研究課題
1.日本人分類不能FA症例9例のサンプル解析を実施した。RNAシーケンス、全ゲノムシーケンス、エクソーム解析結果の見なおし等を行い、これらの症例の多くで、実はこれまで見逃されていたシノニマス変異によるスプライス異常によって既知のFA遺伝子に異常が生じていることが判明した。二例の兄弟例で、新規のDNA損傷応答関連遺伝子に両アレル変異を見出した。2.インド人FA患者サンプルの解析による新規FA遺伝子ハンティングを継続している。合計20例を解析し、インドやパキスタンといった地域でのFA症例に、特異なFANCL遺伝子変異が多発することを見出した(おそらく症例の20%程度にのぼると考えられる)。FANCL変異は非常に稀であり、民族的特殊性を示すと考えられる。このFANCL変異によって、下流の基質FANCD2のものユビキチン化が消失することが確認された。米国NIHのグループとハプロタイプ解析を共同研究してデータ待ちである。データが揃い次第、論文投稿する。3.ゼブラフィッシュFAモデルの作成と解析を行った。

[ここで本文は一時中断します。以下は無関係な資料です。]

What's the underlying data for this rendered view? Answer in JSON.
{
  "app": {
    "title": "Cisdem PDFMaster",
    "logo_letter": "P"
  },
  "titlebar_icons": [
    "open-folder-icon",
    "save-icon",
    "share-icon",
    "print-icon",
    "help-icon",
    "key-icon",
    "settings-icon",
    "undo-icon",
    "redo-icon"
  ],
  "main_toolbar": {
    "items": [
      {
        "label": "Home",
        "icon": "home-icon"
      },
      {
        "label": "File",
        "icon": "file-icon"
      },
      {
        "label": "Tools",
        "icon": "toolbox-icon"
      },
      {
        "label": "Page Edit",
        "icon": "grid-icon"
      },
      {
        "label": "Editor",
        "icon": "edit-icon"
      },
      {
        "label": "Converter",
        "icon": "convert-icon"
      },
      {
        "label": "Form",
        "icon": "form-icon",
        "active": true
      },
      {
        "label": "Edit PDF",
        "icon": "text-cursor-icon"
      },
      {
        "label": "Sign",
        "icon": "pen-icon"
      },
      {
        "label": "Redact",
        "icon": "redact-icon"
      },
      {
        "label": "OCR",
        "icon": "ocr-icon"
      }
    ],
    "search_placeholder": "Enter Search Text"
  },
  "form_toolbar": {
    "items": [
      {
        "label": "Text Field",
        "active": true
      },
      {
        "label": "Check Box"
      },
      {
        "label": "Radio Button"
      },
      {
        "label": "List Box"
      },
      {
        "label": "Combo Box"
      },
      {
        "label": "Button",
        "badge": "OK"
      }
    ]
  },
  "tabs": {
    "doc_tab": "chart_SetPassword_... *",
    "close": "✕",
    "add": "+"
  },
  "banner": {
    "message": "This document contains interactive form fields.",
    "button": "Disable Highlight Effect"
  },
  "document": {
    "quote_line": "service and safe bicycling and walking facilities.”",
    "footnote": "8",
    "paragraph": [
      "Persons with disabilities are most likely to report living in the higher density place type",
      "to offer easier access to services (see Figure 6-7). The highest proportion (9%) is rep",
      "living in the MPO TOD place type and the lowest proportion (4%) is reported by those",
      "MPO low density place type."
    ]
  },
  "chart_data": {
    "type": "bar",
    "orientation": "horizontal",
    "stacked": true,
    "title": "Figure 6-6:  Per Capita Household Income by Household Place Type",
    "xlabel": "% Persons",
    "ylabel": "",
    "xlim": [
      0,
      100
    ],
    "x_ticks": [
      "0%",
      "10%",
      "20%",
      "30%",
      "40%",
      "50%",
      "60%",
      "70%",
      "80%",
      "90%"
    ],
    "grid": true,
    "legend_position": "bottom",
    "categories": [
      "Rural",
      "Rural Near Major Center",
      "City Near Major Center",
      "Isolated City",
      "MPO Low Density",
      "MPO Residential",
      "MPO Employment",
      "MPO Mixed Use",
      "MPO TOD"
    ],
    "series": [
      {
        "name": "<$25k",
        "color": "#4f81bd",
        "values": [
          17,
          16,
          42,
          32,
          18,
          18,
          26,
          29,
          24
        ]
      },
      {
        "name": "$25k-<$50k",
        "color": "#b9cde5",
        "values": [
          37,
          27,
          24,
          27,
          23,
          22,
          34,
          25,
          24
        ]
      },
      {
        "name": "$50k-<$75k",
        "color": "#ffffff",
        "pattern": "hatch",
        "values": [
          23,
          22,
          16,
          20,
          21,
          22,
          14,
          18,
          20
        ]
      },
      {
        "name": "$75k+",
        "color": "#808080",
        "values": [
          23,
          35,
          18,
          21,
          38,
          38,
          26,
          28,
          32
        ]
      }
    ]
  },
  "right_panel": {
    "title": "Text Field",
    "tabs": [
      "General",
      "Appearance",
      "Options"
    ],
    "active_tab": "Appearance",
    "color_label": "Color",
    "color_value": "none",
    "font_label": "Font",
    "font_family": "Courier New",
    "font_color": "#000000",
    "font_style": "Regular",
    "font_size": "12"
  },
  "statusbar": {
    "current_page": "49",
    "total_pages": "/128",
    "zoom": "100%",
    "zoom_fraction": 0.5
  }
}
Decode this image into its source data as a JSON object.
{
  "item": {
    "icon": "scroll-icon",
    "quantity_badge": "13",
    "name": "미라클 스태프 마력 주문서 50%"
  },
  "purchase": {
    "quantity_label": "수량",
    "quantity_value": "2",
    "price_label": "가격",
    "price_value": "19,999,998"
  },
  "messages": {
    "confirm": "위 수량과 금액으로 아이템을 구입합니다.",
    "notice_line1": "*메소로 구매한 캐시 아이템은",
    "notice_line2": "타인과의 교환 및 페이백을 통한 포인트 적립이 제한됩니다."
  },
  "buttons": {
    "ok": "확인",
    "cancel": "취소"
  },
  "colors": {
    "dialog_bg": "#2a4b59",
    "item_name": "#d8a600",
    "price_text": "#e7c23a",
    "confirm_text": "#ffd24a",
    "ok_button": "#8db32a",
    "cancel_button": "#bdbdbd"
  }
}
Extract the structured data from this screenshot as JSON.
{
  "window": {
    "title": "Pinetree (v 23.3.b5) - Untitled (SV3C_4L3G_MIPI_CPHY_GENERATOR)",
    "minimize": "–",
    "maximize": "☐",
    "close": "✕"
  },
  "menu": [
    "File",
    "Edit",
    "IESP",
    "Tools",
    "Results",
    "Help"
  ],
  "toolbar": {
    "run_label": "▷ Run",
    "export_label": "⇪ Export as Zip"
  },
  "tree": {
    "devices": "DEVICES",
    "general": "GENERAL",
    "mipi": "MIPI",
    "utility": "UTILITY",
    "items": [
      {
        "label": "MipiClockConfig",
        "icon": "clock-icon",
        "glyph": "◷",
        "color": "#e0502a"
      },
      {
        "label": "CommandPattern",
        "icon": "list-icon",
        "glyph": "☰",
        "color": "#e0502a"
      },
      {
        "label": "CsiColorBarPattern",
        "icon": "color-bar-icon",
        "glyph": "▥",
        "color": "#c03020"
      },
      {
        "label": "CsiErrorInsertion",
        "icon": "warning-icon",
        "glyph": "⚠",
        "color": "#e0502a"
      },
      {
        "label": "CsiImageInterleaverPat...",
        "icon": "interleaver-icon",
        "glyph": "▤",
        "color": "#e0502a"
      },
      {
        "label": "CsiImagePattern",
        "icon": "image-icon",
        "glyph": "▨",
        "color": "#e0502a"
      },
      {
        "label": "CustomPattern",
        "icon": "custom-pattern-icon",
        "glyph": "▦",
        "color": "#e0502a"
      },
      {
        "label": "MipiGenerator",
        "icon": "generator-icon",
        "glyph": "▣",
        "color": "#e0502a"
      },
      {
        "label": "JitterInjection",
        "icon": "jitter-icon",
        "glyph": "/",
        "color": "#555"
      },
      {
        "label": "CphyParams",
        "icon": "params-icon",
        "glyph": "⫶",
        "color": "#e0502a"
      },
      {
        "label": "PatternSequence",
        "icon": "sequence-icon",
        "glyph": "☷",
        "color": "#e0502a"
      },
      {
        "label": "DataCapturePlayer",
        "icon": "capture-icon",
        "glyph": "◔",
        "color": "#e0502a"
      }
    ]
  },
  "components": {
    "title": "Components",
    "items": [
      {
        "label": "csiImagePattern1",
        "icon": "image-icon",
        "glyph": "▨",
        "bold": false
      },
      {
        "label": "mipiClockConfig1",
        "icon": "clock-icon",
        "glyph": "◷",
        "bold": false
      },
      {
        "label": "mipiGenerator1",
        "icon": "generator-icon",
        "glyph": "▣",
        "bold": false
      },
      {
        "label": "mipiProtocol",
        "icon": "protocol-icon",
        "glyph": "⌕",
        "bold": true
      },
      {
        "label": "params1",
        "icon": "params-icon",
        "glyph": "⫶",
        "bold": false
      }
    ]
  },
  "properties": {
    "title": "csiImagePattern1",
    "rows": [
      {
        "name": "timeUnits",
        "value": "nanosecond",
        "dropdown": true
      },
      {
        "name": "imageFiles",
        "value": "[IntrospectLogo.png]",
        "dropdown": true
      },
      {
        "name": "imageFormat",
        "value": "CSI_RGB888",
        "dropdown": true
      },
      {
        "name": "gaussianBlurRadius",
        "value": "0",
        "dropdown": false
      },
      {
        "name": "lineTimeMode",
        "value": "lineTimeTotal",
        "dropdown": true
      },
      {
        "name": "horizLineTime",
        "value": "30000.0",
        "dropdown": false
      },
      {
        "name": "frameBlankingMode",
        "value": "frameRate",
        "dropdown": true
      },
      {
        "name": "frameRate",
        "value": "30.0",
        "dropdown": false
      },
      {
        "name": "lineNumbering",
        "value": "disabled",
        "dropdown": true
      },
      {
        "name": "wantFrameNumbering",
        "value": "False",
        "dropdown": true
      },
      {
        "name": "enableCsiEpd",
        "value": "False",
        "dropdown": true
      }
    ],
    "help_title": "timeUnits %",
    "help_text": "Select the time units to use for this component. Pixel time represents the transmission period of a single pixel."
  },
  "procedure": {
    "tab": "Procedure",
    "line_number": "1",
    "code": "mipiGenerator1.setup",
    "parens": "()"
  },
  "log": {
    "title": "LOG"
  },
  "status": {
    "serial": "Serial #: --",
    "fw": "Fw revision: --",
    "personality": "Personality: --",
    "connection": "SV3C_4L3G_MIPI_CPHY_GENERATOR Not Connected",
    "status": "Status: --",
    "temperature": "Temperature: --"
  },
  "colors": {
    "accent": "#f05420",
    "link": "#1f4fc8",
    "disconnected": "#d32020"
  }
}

UBE2T, FANCD2, FANCLのノックアウトゼブラフィッシュの作成を試み、前二者については作成できた。FANCLについては、すでに報告された変異体を入手した。生まれる魚の全てがオス化するという結果となり、機能解析を継続している。4.ドイツ、ビュルツブルグ大のグループと共同研究し、E3ユビキチン化酵素RFWD3が新規のFA遺伝子FANCWであることを確定させ、さらにそのターゲットが相同組換え経路の重要因子RPAとRAD51であることを証明した。RFWD3はRAD51とRPAを局所から除去することで、その後の相同組換え反応を推進すると結論した(Inano et al. Mol Cell 2017; Knies et al. JCI 2017)。
29年度が最終年度であるため、記入しない。